When Dave, a founder of a web content management system, saw an opportunity to help tech startups in Atlanta, he didn’t think twice about emulating the YCombinator model—a highly acclaimed Silicon Valley accelerator program—and created a local accelerator that mimics its Bay Area counterpart. Mimicry can also turn into a cloning activity where entrepreneurs chase trending industries and replicate a wildly successful startup. The vast number of Groupon clones is testament to this. 

It is all about forward motion

It is all about forward motion

Entrepreneurship is fast-paced and all consuming. Many will tell you they rarely have time to reflect on what they’re actually learning and experiencing out there in the trenches; that forward motion almost always trumps reflection. Mryna, a commercial photographer in New York states it this way, “Well I tend to analyze in the moment and move forward. I don’t really sit down and reflect per se. I am also quite good at cutting loses and re-evaluating when I see something is not working. Reading about other past experiences, yes, its great to gain insight. For myself, I try to be more a ‘learner’ and ‘doer’ than reflecting.”

A number of entrepreneurs are turning to formal mentors and personal coaches to provide a mechanism for reflection. Steve, an Austin entrepreneur developing new LED lighting technologies and products, has weekly check-ins with an executive coach. In these sessions, Steve is held accountable to reflect on the past week, assess progress towards identified priorities, and plan for the upcoming week. The coach provides Steve the opportunity to actively reflect on his experiences in a productive manner.
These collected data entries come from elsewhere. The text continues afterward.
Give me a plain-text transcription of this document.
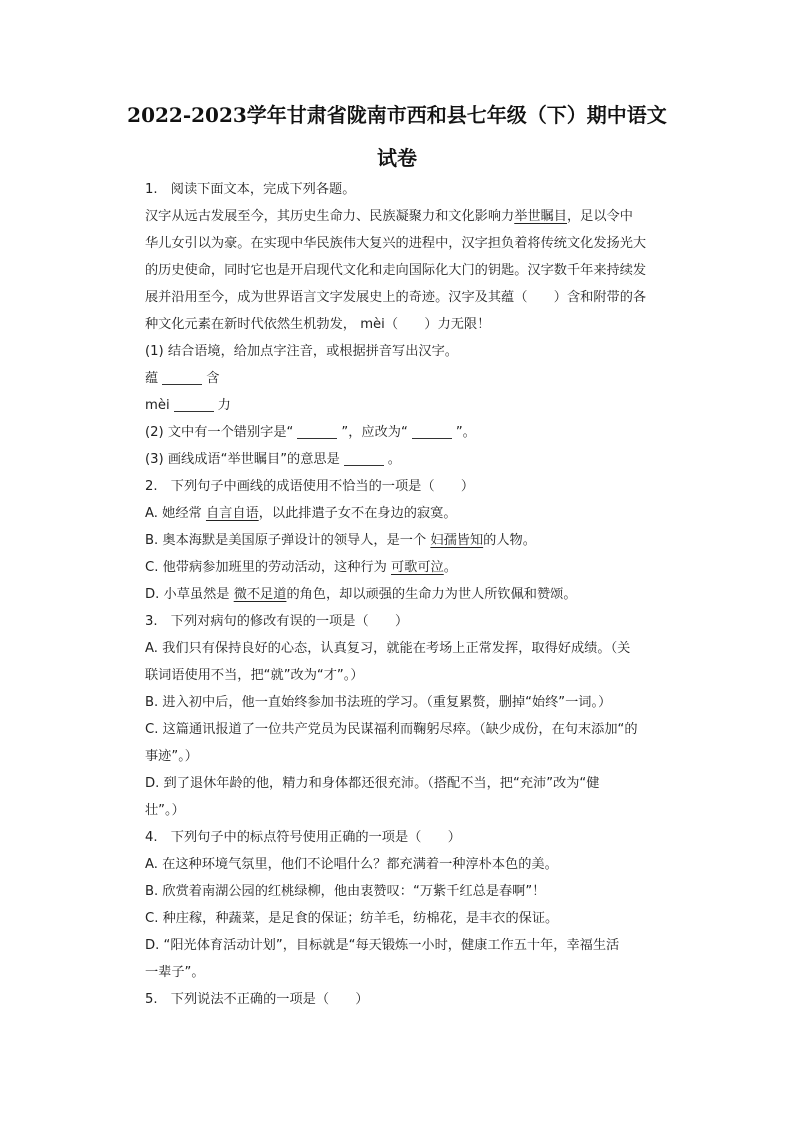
2022-2023学年甘肃省陇南市西和县七年级（下）期中语文
试卷
1.　阅读下面文本，完成下列各题。
汉字从远古发展至今，其历史生命力、民族凝聚力和文化影响力举世瞩目，足以令中
华儿女引以为豪。在实现中华民族伟大复兴的进程中，汉字担负着将传统文化发扬光大
的历史使命，同时它也是开启现代文化和走向国际化大门的钥匙。汉字数千年来持续发
展并沿用至今，成为世界语言文字发展史上的奇迹。汉字及其蕴（　　）含和附带的各
种文化元素在新时代依然生机勃发， mèi（　　）力无限！
(1) 结合语境，给加点字注音，或根据拼音写出汉字。
蕴	含
mèi	力
(2) 文中有一个错别字是“	”，应改为“	”。
(3) 画线成语“举世瞩目”的意思是	。
2.　下列句子中画线的成语使用不恰当的一项是（　　）
A. 她经常 自言自语，以此排遣子女不在身边的寂寞。
B. 奥本海默是美国原子弹设计的领导人，是一个 妇孺皆知的人物。
C. 他带病参加班里的劳动活动，这种行为 可歌可泣。
D. 小草虽然是 微不足道的角色，却以顽强的生命力为世人所钦佩和赞颂。
3.　下列对病句的修改有误的一项是（　　）
A. 我们只有保持良好的心态，认真复习，就能在考场上正常发挥，取得好成绩。（关
联词语使用不当，把“就”改为“才”。）
B. 进入初中后，他一直始终参加书法班的学习。（重复累赘，删掉“始终”一词。）
C. 这篇通讯报道了一位共产党员为民谋福利而鞠躬尽瘁。（缺少成份，在句末添加“的
事迹”。）
D. 到了退休年龄的他，精力和身体都还很充沛。（搭配不当，把“充沛”改为“健
壮”。）
4.　下列句子中的标点符号使用正确的一项是（　　）
A. 在这种环境气氛里，他们不论唱什么？都充满着一种淳朴本色的美。
B. 欣赏着南湖公园的红桃绿柳，他由衷赞叹：“万紫千红总是春啊”！
C. 种庄稼，种蔬菜，是足食的保证；纺羊毛，纺棉花，是丰衣的保证。
D. “阳光体育活动计划”，目标就是“每天锻炼一小时，健康工作五十年，幸福生活
一辈子”。
5.　下列说法不正确的一项是（　　）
For Steve, these sessions are immensely valuable.

Importance of prior experience

Importance of prior experience


Bennett talks about gaining experience in other fields, and going to business school before starting his business.
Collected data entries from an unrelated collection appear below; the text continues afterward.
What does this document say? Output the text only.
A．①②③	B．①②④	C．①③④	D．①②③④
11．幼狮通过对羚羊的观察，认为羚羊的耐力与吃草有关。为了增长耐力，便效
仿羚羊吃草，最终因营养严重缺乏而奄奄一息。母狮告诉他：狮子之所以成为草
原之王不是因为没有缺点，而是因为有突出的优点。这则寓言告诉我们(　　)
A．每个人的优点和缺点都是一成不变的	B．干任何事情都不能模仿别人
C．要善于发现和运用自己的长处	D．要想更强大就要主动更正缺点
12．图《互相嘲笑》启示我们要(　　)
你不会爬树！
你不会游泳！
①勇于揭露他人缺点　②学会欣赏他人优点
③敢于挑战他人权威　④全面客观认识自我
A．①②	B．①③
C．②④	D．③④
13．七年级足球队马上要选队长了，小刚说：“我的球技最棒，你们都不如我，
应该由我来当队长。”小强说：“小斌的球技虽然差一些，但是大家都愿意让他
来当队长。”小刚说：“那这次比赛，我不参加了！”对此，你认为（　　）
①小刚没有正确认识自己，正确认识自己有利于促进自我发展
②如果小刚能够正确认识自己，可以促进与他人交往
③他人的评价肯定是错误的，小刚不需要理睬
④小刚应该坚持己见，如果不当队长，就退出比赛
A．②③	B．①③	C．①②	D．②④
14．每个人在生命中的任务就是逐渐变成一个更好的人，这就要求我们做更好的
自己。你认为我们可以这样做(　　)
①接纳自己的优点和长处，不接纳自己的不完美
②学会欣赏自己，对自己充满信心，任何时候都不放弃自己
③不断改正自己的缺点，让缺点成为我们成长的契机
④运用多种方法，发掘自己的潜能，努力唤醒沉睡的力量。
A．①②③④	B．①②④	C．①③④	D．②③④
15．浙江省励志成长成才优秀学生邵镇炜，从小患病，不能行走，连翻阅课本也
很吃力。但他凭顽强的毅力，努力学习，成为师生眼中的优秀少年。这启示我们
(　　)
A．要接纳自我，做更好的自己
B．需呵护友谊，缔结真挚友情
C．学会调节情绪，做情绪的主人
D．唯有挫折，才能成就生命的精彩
Prior to founding his company, Mike studied physics and history of science, built a small development company, worked at Microsoft. He built up a real diversity of experiences that helped him to be a successful entrepreneur.
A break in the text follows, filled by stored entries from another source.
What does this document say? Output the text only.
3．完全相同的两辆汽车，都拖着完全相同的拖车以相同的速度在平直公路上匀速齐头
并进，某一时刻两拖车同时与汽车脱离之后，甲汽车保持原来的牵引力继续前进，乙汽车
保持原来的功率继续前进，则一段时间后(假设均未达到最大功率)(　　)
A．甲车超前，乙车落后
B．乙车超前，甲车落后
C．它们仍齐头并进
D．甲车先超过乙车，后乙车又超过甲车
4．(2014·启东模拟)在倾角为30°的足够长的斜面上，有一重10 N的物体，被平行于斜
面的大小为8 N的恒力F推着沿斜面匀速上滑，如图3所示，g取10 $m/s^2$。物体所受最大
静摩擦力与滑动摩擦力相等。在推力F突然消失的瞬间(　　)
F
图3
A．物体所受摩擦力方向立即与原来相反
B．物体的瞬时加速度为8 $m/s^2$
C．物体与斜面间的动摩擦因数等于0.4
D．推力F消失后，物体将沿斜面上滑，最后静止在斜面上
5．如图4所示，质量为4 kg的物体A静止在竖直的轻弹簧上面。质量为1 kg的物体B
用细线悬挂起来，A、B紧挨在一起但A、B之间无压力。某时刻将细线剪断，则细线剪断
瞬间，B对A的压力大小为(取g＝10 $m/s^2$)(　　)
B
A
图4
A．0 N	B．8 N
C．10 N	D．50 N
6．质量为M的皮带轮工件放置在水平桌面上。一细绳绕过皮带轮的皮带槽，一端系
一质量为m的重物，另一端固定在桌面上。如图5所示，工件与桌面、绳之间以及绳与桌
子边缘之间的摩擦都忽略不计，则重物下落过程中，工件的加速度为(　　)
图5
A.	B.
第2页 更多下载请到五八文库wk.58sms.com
It was easy to start another business for Doug after falling into the serial entrepreneur "trap."

The majority of entrepreneurs in the study had built up a diverse set of experiences prior to becoming entrepreneurs. Not surprising. Entrepreneurs are the ultimate generalists, able to jump from business strategy to product development to fundraising to talent development to customer service. So it’s no wonder that individuals who have worked in a variety of different contexts and assumed a variety of different roles make strong entrepreneurs.

Take Seattle entrepreneur Mike, for example, who prior to founding a venture for developing civic software, studied science and history, built a small web development company, was a software developer, and worked at Microsoft in organizational and software strategy. By the time Mike was ready to hop on the entrepreneurship path he had already built up the experience and literally practiced in all the core areas of his venture.